ミカミの姿を久しぶりに大学で見た。一週間に三度ある空きコマの一つの時間だった。喫煙所で煙草を吸っているところを僕が通りかかった。ミカミは久しぶりと言う代わりに、煙草を咥えたまま手を挙げた。
「最近あんまり学校に来てないみたいだね。どうかしたのかい?」と僕は尋ねた。
「いや、別に何もないよ。今家に女子高生が棲みついているんだ」
「どういう事?」
「二カ月くらい前の夜、俺は家の近くのコンビニに行ったんだ。そしたらそのコンビニの前で一人の女子高生が駐車場の縁石に座って何やら悲しげな表情を浮かべていた。彼女は、今高校二年生で、家出してきたと言った。家出と言ってもその日の朝普段通り学校に行くと言って家を出かけたきり帰っていないというだけの話だった。俺は、早く家に帰れと言ったけど一向にそこを動く素振りを見せなかった。だから俺は、年頃の女がそんなに簡単に男に下着を見せるものじゃないと言ってやった。そしたら彼女ははっとして、立ちあがって顔を赤らめたんだ。そしてそれとほぼ同時に彼女の腹の音が鳴るのが聞こえた。段ボールの中でタオルにくるまれて捨てられている猫の鳴き声そのものだった。コンビニで二人分の夜ご飯を買って二人でとりあえず俺の家に向かった。その後の事はあんまり覚えてないな。とにかく、そんなわけで今俺の家のベッドは女子高生に占拠されているんだ」
「ちょっと待って。女子高生が君の家に居座っているのと、君が学校に来ないのにはどんな関係があるの?」
僕は正直な疑問をミカミにぶつけた。彼は少し考えてから言った。
「目が見えないんだ」
少しの間、沈黙が会話を遮った。何と反応して良いかわからなかった。
「目が不自由なんだ、その女の子。だから俺が身の回りの世話をしているんだ」
「二カ月間も?」
「そう。でもね、たまにはこうやって大学に来る余裕もあるんだ。最近じゃ、彼女も俺のアパートのつくりをほぼ完璧にマスターしてくれたみたいでトイレや風呂もお手の物さ。俺の代わりに洗濯だってしてくれるようになった。だからこれからは大学にも普段通りこれそうだよ」
「家の人は? その子の家族は心配してないのかい?」
「それが分からないんだ。彼女は全く心配してないんじゃないかと言っていたけど。警察にもそれとなく訊いてみた。でも捜索願も出てないみたいだった。どこの世界に、自分達の娘、それも目が全く見えない娘が、二カ月間も家に帰らなくて、捜索願一つ出さない親がいるんだよ? どう考えても正常じゃない。そんなところに彼女を無理やり送り返すわけにはいかないだろ」
ミカミの言う事は一理あったが、それでもそのような犯罪紛いにも思えるような行為を彼に続けろとは言えなかった。
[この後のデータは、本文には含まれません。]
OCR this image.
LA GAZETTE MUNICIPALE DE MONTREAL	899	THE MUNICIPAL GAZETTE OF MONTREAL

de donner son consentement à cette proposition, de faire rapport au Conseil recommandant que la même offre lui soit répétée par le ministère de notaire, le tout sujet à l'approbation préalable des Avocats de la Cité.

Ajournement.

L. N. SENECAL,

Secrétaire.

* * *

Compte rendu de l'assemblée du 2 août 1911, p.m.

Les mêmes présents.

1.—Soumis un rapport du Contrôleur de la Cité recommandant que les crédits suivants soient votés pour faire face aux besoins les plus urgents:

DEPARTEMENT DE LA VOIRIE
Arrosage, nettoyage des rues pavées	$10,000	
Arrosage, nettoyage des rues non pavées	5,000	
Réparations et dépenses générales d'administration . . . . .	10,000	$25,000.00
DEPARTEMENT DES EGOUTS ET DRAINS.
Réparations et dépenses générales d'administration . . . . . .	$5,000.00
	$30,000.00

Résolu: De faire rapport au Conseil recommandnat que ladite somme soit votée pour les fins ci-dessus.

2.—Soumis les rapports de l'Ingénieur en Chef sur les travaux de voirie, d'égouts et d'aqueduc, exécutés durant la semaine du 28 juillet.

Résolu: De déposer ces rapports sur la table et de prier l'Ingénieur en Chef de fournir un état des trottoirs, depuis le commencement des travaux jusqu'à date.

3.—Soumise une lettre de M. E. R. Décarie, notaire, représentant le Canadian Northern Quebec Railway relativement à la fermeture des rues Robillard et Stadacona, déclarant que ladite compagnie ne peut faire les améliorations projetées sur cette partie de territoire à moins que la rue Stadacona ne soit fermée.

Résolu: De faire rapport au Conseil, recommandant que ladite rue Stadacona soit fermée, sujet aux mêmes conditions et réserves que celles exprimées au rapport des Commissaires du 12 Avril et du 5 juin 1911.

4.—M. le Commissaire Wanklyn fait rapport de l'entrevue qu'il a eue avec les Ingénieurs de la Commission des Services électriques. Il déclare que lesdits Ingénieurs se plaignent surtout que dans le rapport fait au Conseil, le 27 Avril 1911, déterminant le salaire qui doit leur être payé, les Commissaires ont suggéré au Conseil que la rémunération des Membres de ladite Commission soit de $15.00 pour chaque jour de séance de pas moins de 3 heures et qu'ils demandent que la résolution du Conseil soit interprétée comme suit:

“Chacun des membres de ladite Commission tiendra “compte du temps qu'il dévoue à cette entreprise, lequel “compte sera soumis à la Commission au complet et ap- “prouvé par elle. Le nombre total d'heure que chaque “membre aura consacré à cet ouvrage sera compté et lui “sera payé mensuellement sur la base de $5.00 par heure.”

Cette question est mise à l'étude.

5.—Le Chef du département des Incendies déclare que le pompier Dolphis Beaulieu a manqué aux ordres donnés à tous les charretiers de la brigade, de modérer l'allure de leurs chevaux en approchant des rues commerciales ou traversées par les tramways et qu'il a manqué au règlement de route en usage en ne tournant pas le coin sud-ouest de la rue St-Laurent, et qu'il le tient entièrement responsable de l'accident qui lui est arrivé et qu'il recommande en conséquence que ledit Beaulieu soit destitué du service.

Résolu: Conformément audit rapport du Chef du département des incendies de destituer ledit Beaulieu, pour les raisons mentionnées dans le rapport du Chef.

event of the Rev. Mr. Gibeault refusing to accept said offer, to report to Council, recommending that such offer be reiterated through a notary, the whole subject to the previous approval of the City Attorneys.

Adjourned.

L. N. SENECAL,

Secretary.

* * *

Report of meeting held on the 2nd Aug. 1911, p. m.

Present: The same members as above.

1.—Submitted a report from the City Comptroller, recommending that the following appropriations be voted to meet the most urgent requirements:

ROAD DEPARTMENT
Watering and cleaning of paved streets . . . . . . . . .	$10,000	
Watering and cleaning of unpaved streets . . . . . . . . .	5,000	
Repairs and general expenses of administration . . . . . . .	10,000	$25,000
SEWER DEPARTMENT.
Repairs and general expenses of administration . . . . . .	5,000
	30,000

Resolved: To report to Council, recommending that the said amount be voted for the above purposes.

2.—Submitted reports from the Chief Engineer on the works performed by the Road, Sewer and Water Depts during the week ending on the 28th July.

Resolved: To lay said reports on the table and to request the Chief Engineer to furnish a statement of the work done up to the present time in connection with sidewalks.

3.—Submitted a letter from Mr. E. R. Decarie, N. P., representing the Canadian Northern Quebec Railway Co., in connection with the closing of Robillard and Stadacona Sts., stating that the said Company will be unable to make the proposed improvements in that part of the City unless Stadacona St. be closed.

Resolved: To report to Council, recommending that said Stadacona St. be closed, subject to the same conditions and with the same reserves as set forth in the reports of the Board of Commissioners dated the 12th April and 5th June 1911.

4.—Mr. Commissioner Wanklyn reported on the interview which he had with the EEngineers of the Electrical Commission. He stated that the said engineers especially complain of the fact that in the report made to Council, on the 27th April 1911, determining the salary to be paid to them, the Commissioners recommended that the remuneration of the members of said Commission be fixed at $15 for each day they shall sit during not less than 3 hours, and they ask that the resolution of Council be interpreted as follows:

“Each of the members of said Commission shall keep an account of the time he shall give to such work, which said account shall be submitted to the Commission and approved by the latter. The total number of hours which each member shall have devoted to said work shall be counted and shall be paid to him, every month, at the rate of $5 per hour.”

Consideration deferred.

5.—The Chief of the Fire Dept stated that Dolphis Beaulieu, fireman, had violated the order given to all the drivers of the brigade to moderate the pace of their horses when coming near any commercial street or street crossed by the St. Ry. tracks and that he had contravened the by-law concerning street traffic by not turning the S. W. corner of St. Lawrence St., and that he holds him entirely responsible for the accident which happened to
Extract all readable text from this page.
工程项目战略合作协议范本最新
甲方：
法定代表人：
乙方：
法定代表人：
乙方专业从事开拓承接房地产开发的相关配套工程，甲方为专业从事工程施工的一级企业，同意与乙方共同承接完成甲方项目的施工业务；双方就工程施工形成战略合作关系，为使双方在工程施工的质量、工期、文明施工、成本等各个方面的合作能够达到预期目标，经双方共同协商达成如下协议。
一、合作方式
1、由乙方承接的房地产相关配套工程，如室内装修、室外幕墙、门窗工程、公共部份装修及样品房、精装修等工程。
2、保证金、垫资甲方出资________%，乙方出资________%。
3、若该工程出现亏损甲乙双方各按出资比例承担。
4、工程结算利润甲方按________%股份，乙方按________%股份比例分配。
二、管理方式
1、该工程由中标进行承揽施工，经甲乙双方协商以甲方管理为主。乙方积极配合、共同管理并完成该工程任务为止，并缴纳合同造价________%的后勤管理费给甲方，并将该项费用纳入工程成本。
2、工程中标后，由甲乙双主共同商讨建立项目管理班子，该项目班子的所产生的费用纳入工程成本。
「もしかしたら、捜索願を出していないだけで、彼女の両親はこの街中を這いずりまわって、彼女の事を探し回っているかもしれないじゃないか」
ミカミは黙り込んでしまった。遠くを見る目はいつもよりも少し憂いを帯びて、それでいて裏付けのない自信にも自嘲にも似た何かが白目と黒目の境界線から滲み出ていた。彼の目には今何が映っているんだろう。彼の頭には今どんな思いが駆け巡っているのだろう。もっと言えば、彼の鼻はどんな臭いを感じ、彼の耳はどれほどの音を汲み取っているのだろう。その全てが僕の思考の三つくらい上の次元で語られなければならないような印象を受けた。
「ミカミ」
僕は彼を初めて名字で呼んでみた。そうしなければならないどこか厳粛な空気が喫煙所を支配しているように思えたからだ。
「ミカミ、僕にも教えてくれないか」
自分でも何を言っているのか解らなかった。僕は続けた。
「君を動かしているものはなんなんだい? 欲望か? 本能か? それとも慈善心?」
「止まっているエスカレーターを歩いた事はあるかい?」
「あると思う」
そう答えたところでデジャブに似た感覚に襲われた。しかしそれはデジャブではなかった。以前に実際に経験した会話だったからだ。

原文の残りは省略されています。